DrSkull01 Dec 2003 9:29 a.m. PST

The Battle:

Phase One:
The Welsh player started with a bold gambit, sending her leader and the other cavalryman dashing into the village to try to grab the treasure chest. The Dublin Vikings sent his 5 berserkers charging ahead of his main body to try to prevent this. A brawl broke out in the middle of the village, the upshot being that the second Welsh cavalryman was killed and 4 of the berserkers were killed (many of them by the peasants). The Welsh leader managed to pull the treasure chest out of town, just as the Welsh swordsmen arrived to start hauling away barrels. The last berserker, however, killed the Welsh leader outside of town, causing the swordsmen to drop their barrels and run. Soon the Welsh rally. Welsh archers finish off the berserker, and the swordsman grab the treasure chest and start to haul it away.

Phase Two:
On the West side of town, the Dubliner main body and one third of the Saxon army arrive and press heavily on the Welsh who are covering the retreat of the swordsmen with the treasure box. Dubliners make off with the seven fish barrels. The Saxon and Dublin efforts are in vain, as the Welsh escape with the treasure.
Meanwhile half of the York Vikings circle the pigsty to the North, and the other half circle around the East. A bloody brawl breaks out to the East, and another at the gate of the pigsty, where the Saxon leader, reinforced by peasants, fights against the York berserkers.

Phase Three
Little is left but stray shreds of all four armies. The Saxon leader is killed at the gate, along with all the peasants; but not before his men kill all but 2 of the pigs, to deny the Vikings plunder. The Last Weslh archer manages to kill the Dublin standard bearer in the village. The last Saxon warrior is killed by the York standard bearer in the pigsty. In a shameful accident the York standard bearer is killed by a pig as he attempts to deny this bit of plunder to the Dubliners. When the last York Viking flees, their leader Olaf is left alone on the field. The last Welshman on the field is killed by Dubliners as he attempts to make off with a pig. There are only 2 Dubliners, their leader Thurstan, and the York leader left. One Dubliner grabs a pig and flees. Thurstan and his warrior attack Olaf, but Olaf manages to kill them both. He takes the last pig and leaves.

Final Score:
Dublin: 24 points (7 barrels, 1 pig)
Welsh: 15 points (treasure box)
York: 3 points (1 pig)
Saxons: 0 points

Mark Wals01 Dec 2003 12:43 p.m. PST

What arenas do the rules encompass, eill they work for Spain? Of course moslems would want something other than swine!

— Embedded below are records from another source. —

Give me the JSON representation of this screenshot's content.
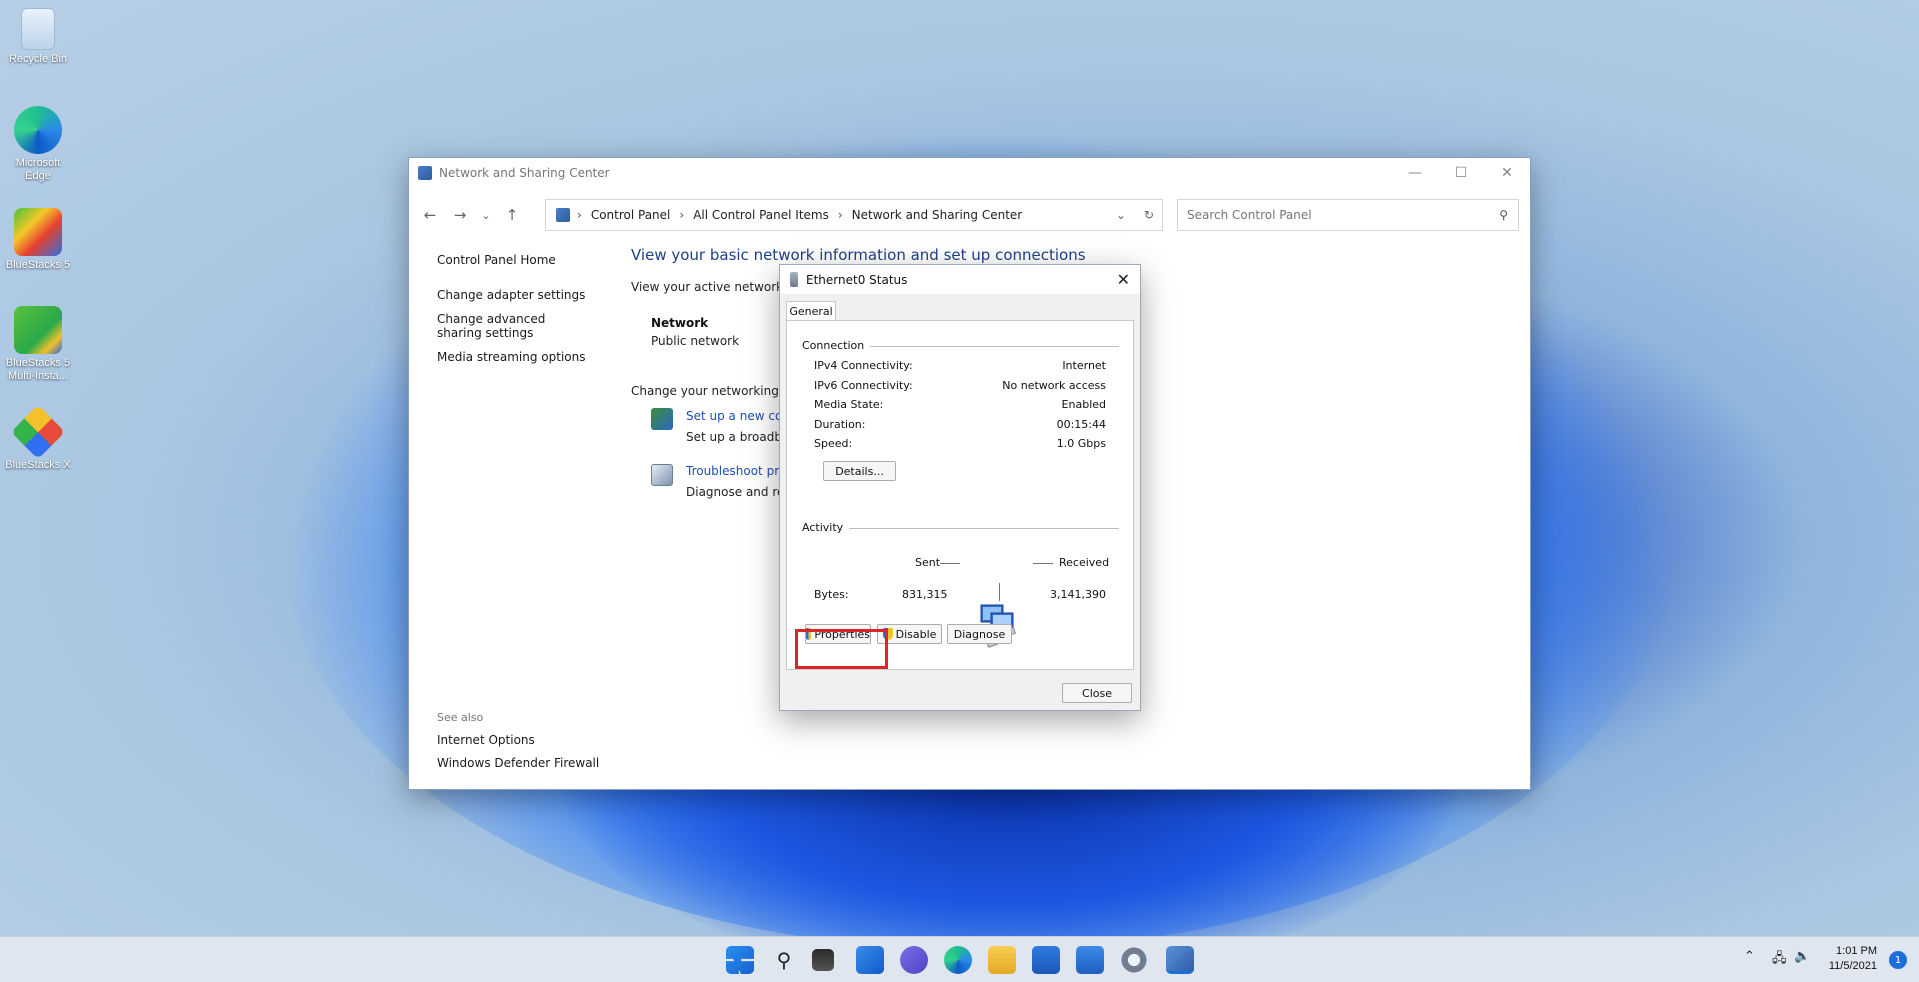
{
  "desktop": {
    "icons": [
      {
        "label": "Recycle Bin",
        "icon": "recycle-bin-icon"
      },
      {
        "label": "Microsoft Edge",
        "icon": "edge-icon"
      },
      {
        "label": "BlueStacks 5",
        "icon": "bluestacks-icon"
      },
      {
        "label": "BlueStacks 5 Multi-Insta...",
        "icon": "bluestacks-multi-icon"
      },
      {
        "label": "BlueStacks X",
        "icon": "bluestacks-x-icon"
      }
    ]
  },
  "window": {
    "title": "Network and Sharing Center",
    "controls": {
      "minimize": "—",
      "maximize": "☐",
      "close": "✕"
    },
    "nav": {
      "back": "←",
      "forward": "→",
      "recent": "⌄",
      "up": "↑"
    },
    "breadcrumb": [
      "Control Panel",
      "All Control Panel Items",
      "Network and Sharing Center"
    ],
    "breadcrumb_sep": "›",
    "search_placeholder": "Search Control Panel",
    "left_pane": {
      "home": "Control Panel Home",
      "links": [
        "Change adapter settings",
        "Change advanced sharing settings",
        "Media streaming options"
      ]
    },
    "see_also": {
      "heading": "See also",
      "links": [
        "Internet Options",
        "Windows Defender Firewall"
      ]
    },
    "main": {
      "title": "View your basic network information and set up connections",
      "active_networks_heading": "View your active networks",
      "network_name": "Network",
      "network_type": "Public network",
      "change_heading": "Change your networking set",
      "tasks": [
        {
          "link": "Set up a new conn",
          "desc": "Set up a broadban"
        },
        {
          "link": "Troubleshoot prob",
          "desc": "Diagnose and rep"
        }
      ]
    }
  },
  "dialog": {
    "title": "Ethernet0 Status",
    "tab": "General",
    "connection_label": "Connection",
    "rows": [
      {
        "key": "IPv4 Connectivity:",
        "value": "Internet"
      },
      {
        "key": "IPv6 Connectivity:",
        "value": "No network access"
      },
      {
        "key": "Media State:",
        "value": "Enabled"
      },
      {
        "key": "Duration:",
        "value": "00:15:44"
      },
      {
        "key": "Speed:",
        "value": "1.0 Gbps"
      }
    ],
    "details_button": "Details...",
    "activity_label": "Activity",
    "sent_label": "Sent",
    "received_label": "Received",
    "bytes_label": "Bytes:",
    "bytes_sent": "831,315",
    "bytes_received": "3,141,390",
    "buttons": {
      "properties": "Properties",
      "disable": "Disable",
      "diagnose": "Diagnose",
      "close": "Close"
    }
  },
  "taskbar": {
    "apps": [
      "start-icon",
      "search-icon",
      "task-view-icon",
      "widgets-icon",
      "chat-icon",
      "edge-icon",
      "file-explorer-icon",
      "store-icon",
      "mail-icon",
      "settings-icon",
      "control-panel-icon"
    ],
    "time": "1:01 PM",
    "date": "11/5/2021",
    "notification_count": "1"
  }
}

DrSkull01 Dec 2003 1:19 p.m. PST

Pig Wars is meant for any sort of Dark Ages skirmish combat. I think it could easily work for Spain. It is focused on the 11th century Northern Europe, but explains how to adapt the rules for 1st century Romans too. It would work with just about any setting before the introduction of platemail or muskets as long as there are no Elephants.

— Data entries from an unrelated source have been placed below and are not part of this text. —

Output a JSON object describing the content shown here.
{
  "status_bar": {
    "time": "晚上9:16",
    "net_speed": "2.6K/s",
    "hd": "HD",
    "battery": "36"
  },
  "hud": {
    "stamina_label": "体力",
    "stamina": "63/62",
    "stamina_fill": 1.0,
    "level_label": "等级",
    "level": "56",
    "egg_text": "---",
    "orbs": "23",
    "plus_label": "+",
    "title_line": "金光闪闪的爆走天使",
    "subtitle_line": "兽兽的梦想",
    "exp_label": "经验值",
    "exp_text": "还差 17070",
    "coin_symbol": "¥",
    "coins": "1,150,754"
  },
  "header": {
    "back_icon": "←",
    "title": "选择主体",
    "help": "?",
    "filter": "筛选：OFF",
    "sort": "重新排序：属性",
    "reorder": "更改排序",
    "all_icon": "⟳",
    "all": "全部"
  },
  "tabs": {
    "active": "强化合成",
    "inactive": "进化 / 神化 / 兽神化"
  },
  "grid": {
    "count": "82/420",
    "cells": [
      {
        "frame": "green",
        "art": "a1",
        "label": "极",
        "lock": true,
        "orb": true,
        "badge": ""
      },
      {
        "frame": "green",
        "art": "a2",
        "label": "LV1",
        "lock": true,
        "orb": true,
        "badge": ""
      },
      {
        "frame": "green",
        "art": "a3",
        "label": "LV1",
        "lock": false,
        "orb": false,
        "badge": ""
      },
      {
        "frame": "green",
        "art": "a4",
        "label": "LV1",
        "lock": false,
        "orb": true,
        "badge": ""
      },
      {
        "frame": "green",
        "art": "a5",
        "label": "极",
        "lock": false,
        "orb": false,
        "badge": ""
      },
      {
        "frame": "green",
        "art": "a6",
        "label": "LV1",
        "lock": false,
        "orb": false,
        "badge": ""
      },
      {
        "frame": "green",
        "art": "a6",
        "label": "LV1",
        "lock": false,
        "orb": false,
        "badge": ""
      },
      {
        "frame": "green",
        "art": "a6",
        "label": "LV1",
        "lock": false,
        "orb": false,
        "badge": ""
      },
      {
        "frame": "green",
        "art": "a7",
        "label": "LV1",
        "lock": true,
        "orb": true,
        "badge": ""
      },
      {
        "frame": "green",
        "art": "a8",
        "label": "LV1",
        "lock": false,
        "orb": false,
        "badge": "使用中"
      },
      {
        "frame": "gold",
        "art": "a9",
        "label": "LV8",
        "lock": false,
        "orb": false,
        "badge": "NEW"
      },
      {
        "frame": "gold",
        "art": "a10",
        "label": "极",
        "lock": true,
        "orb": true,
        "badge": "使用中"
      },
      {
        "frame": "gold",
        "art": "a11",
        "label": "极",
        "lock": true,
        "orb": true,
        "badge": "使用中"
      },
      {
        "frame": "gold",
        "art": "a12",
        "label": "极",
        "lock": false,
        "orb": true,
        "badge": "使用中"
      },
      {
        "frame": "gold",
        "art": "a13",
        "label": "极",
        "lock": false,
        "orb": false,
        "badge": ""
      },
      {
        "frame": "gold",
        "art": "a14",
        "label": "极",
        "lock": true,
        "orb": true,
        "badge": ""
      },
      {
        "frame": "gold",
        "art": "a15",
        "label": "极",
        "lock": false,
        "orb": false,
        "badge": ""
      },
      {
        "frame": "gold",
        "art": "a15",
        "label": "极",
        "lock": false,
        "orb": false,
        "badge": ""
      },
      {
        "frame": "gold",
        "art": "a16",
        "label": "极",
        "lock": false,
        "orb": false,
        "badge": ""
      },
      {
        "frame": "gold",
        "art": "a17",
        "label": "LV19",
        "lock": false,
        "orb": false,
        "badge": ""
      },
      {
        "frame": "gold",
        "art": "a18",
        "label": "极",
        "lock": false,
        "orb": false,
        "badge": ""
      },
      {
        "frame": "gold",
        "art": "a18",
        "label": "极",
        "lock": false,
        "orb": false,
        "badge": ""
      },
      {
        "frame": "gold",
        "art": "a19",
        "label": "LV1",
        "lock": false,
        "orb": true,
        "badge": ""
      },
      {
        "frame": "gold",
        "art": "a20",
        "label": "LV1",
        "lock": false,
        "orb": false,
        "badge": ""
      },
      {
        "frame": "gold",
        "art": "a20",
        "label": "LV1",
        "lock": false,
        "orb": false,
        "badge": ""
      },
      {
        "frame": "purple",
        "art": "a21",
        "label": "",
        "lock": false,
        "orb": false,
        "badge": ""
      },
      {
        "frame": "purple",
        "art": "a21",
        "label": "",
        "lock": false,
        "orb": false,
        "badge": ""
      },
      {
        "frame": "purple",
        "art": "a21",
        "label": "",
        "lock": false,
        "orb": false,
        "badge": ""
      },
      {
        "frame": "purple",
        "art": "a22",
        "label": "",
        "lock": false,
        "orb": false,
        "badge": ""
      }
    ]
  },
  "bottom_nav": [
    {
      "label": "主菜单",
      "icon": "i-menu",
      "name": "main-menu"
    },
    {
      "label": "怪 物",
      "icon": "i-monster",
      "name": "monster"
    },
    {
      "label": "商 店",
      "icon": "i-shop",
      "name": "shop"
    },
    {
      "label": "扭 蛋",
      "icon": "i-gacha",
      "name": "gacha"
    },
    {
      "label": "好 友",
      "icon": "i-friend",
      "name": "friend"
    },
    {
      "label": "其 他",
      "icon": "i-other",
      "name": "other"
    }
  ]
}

There are no special abilities for army type, no point values for purchasing troops and no army lists. So as long as your army consists of mail armored troops with swords, axes, spears, lances and bows Pig Wars should work for you. It's up to the scenario designer to provide balance.

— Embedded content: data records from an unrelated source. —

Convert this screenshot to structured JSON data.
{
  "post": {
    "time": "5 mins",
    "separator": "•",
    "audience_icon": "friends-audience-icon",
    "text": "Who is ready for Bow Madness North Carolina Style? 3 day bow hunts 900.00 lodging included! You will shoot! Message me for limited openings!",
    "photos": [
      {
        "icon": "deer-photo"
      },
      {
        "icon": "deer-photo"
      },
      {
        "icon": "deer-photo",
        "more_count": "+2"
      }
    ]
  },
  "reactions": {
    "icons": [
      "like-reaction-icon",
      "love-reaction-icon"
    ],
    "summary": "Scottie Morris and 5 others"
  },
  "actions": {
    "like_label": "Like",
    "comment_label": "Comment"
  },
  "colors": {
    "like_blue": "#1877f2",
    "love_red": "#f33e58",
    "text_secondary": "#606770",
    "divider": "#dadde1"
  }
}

DrSkull01 Dec 2003 1:20 p.m. PST

Oh, and there is a comprehensive Looting table for all your non-swine needs

Mark Wals01 Dec 2003 1:49 p.m. PST

THanks,I think I'll look into the rules.

Artorius18 Aug 2005 8:01 p.m. PST

Check out the PigWarriors Yahoo Group, too. It's at link

PW can be adapted to a lot of geos and periods. We've played a few games of an adaptation for the late mediaeval period (they're in the files section of the group).

PW rules are simple enough to hang a few home-brewed rules on 'em without much problem. For example, you may to add some kind of house rule for horse archers if you're doing 11th c. Spain (or is it Al Andalus?).